Given that Type-I photosensitizers (PSs) have hypoxia tolerance, developing general approaches to prepare Type-I PSs is of great importance, but remains a challenge. Here, we report a supramolecular strategy for the preparation of Type-I photodynamic agents, which simultaneously generate strong oxidizing cationic radicals and superoxide radicals, by introducing electron acceptors to the existing Type-II PSs.
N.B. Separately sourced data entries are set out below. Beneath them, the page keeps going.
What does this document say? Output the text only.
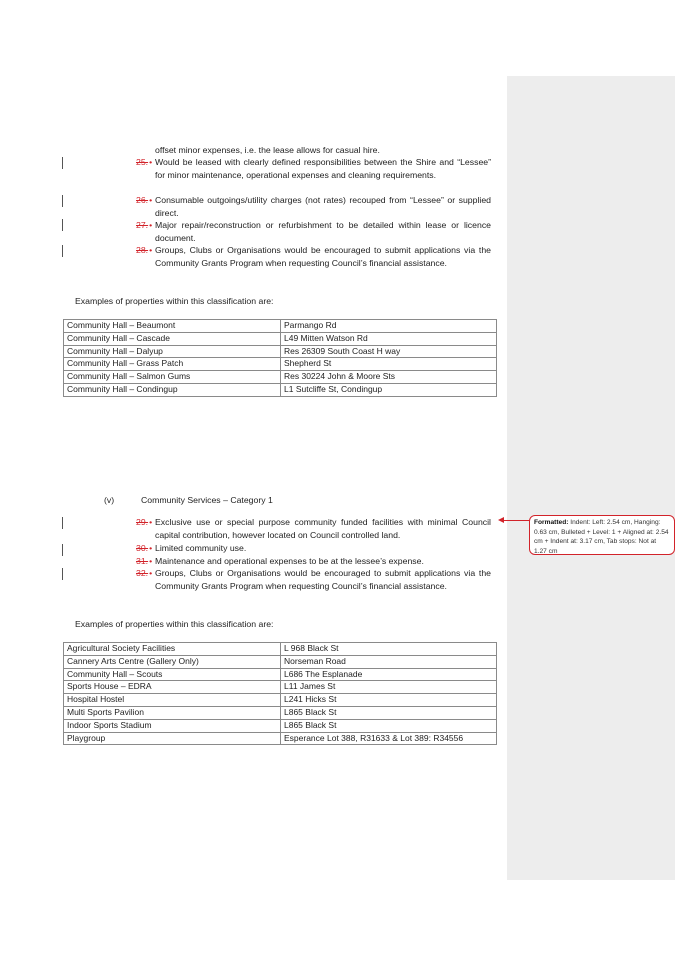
offset minor expenses, i.e. the lease allows for casual hire.
25. • Would be leased with clearly defined responsibilities between the Shire and “Lessee” for minor maintenance, operational expenses and cleaning requirements.
26. • Consumable outgoings/utility charges (not rates) recouped from “Lessee” or supplied direct.
27. • Major repair/reconstruction or refurbishment to be detailed within lease or licence document.
28. • Groups, Clubs or Organisations would be encouraged to submit applications via the Community Grants Program when requesting Council’s financial assistance.
Examples of properties within this classification are:
Community Hall – Beaumont	Parmango Rd
Community Hall – Cascade	L49 Mitten Watson Rd
Community Hall – Dalyup	Res 26309 South Coast H way
Community Hall – Grass Patch	Shepherd St
Community Hall – Salmon Gums	Res 30224 John & Moore Sts
Community Hall – Condingup	L1 Sutcliffe St, Condingup
(v)	Community Services – Category 1
29. • Exclusive use or special purpose community funded facilities with minimal Council capital contribution, however located on Council controlled land.
30. • Limited community use.
31. • Maintenance and operational expenses to be at the lessee’s expense.
32. • Groups, Clubs or Organisations would be encouraged to submit applications via the Community Grants Program when requesting Council’s financial assistance.
Examples of properties within this classification are:
Agricultural Society Facilities	L 968 Black St
Cannery Arts Centre (Gallery Only)	Norseman Road
Community Hall – Scouts	L686 The Esplanade
Sports House – EDRA	L11 James St
Hospital Hostel	L241 Hicks St
Multi Sports Pavilion	L865 Black St
Indoor Sports Stadium	L865 Black St
Playgroup	Esperance Lot 388, R31633 & Lot 389: R34556
Formatted: Indent: Left: 2.54 cm, Hanging: 0.63 cm, Bulleted + Level: 1 + Aligned at: 2.54 cm + Indent at: 3.17 cm, Tab stops: Not at 1.27 cm
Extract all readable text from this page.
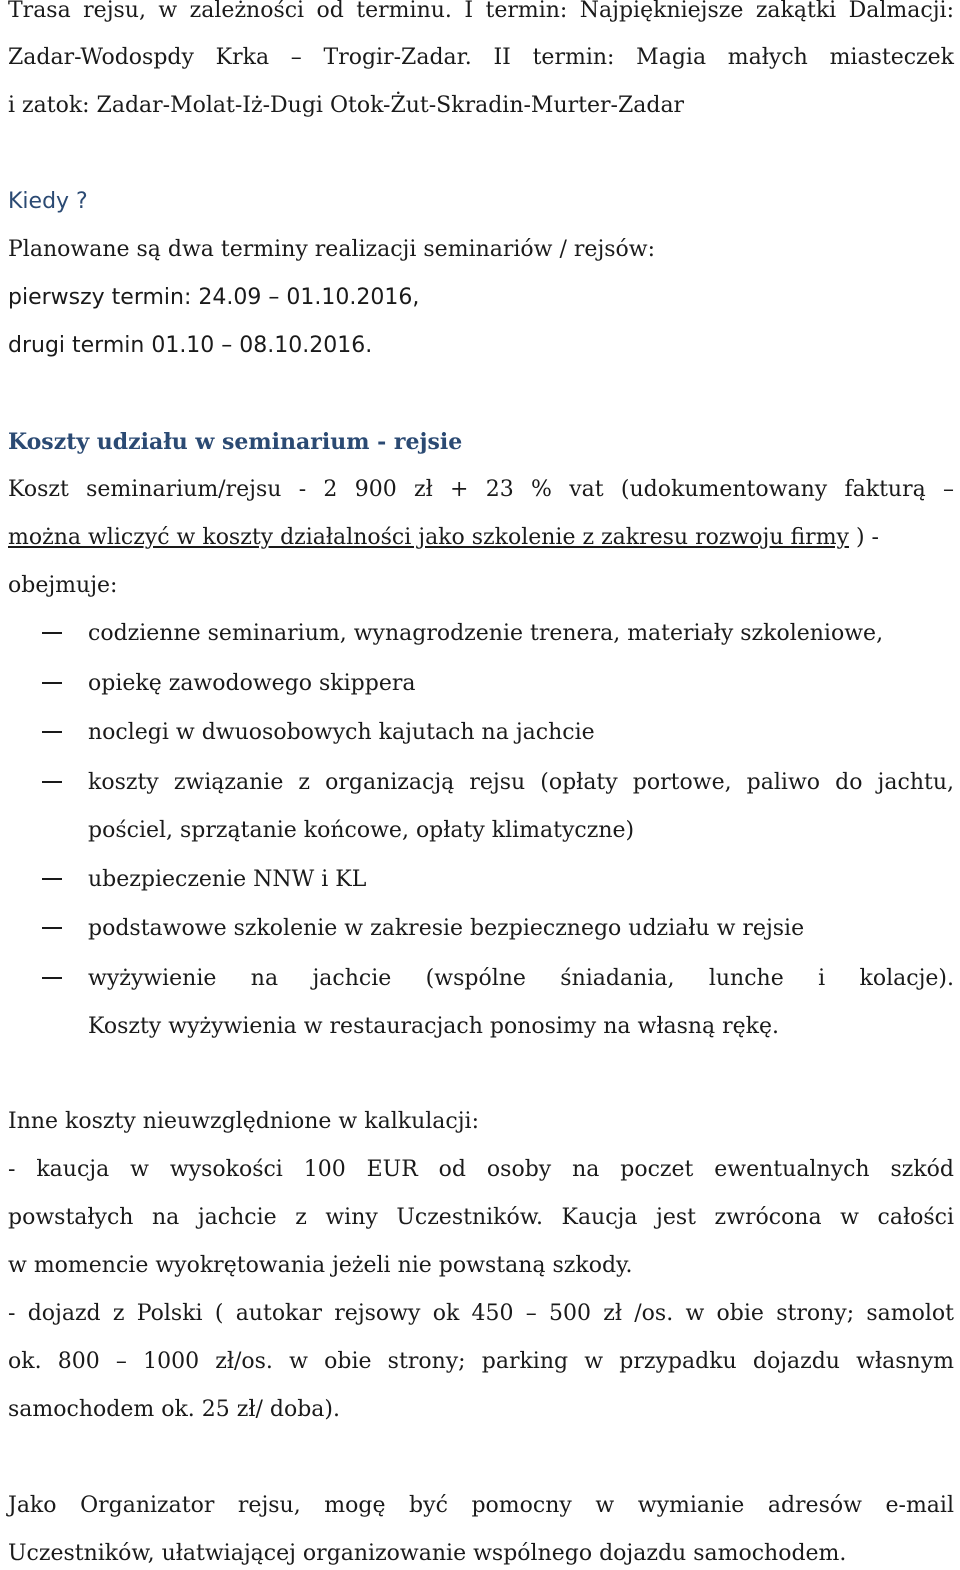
Trasa rejsu, w zależności od terminu. I termin: Najpiękniejsze zakątki Dalmacji:
Zadar-Wodospdy Krka – Trogir-Zadar. II termin: Magia małych miasteczek
i zatok: Zadar-Molat-Iż-Dugi Otok-Żut-Skradin-Murter-Zadar
Kiedy ?
Planowane są dwa terminy realizacji seminariów / rejsów:
pierwszy termin: 24.09 – 01.10.2016,
drugi termin 01.10 – 08.10.2016.
Koszty udziału w seminarium - rejsie
Koszt seminarium/rejsu - 2 900 zł + 23 % vat (udokumentowany fakturą –
można wliczyć w koszty działalności jako szkolenie z zakresu rozwoju firmy ) -
obejmuje:
codzienne seminarium, wynagrodzenie trenera, materiały szkoleniowe,
opiekę zawodowego skippera
noclegi w dwuosobowych kajutach na jachcie
koszty związanie z organizacją rejsu (opłaty portowe, paliwo do jachtu,
pościel, sprzątanie końcowe, opłaty klimatyczne)
ubezpieczenie NNW i KL
podstawowe szkolenie w zakresie bezpiecznego udziału w rejsie
wyżywienie na jachcie (wspólne śniadania, lunche i kolacje).
Koszty wyżywienia w restauracjach ponosimy na własną rękę.
Inne koszty nieuwzględnione w kalkulacji:
- kaucja w wysokości 100 EUR od osoby na poczet ewentualnych szkód
powstałych na jachcie z winy Uczestników. Kaucja jest zwrócona w całości
w momencie wyokrętowania jeżeli nie powstaną szkody.
- dojazd z Polski ( autokar rejsowy ok 450 – 500 zł /os. w obie strony; samolot
ok. 800 – 1000 zł/os. w obie strony; parking w przypadku dojazdu własnym
samochodem ok. 25 zł/ doba).
Jako Organizator rejsu, mogę być pomocny w wymianie adresów e-mail
Uczestników, ułatwiającej organizowanie wspólnego dojazdu samochodem.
As a proof-of-concept, three electron acceptors were designed and co-assembled with a classical PS to produce quadruple hydrogen-bonded supramolecular photodynamic agents. The photo-induced electron transfer from the PS to the adjacent electron acceptor occurs efficiently, leading to the generation of a strong oxidizing PS^+• and an anionic radical of the acceptor, which further transfers an electron to oxygen to form O₂^−•. In addition, these photodynamic agents induce direct photocatalytic oxidation of NADH with a turnover frequency as high as 53.7 min⁻¹, which offers an oxygen-independent mechanism to damage tumors.

Tumour hypoxia is a major issue for conventional photodynamic therapies, Here, the authors report on the supramolecular assembly of electron acceptors with photosensitizers which have improved reactive oxygen species production and are able to directly oxidise NHDH and demonstrate application against hypoxic tumours.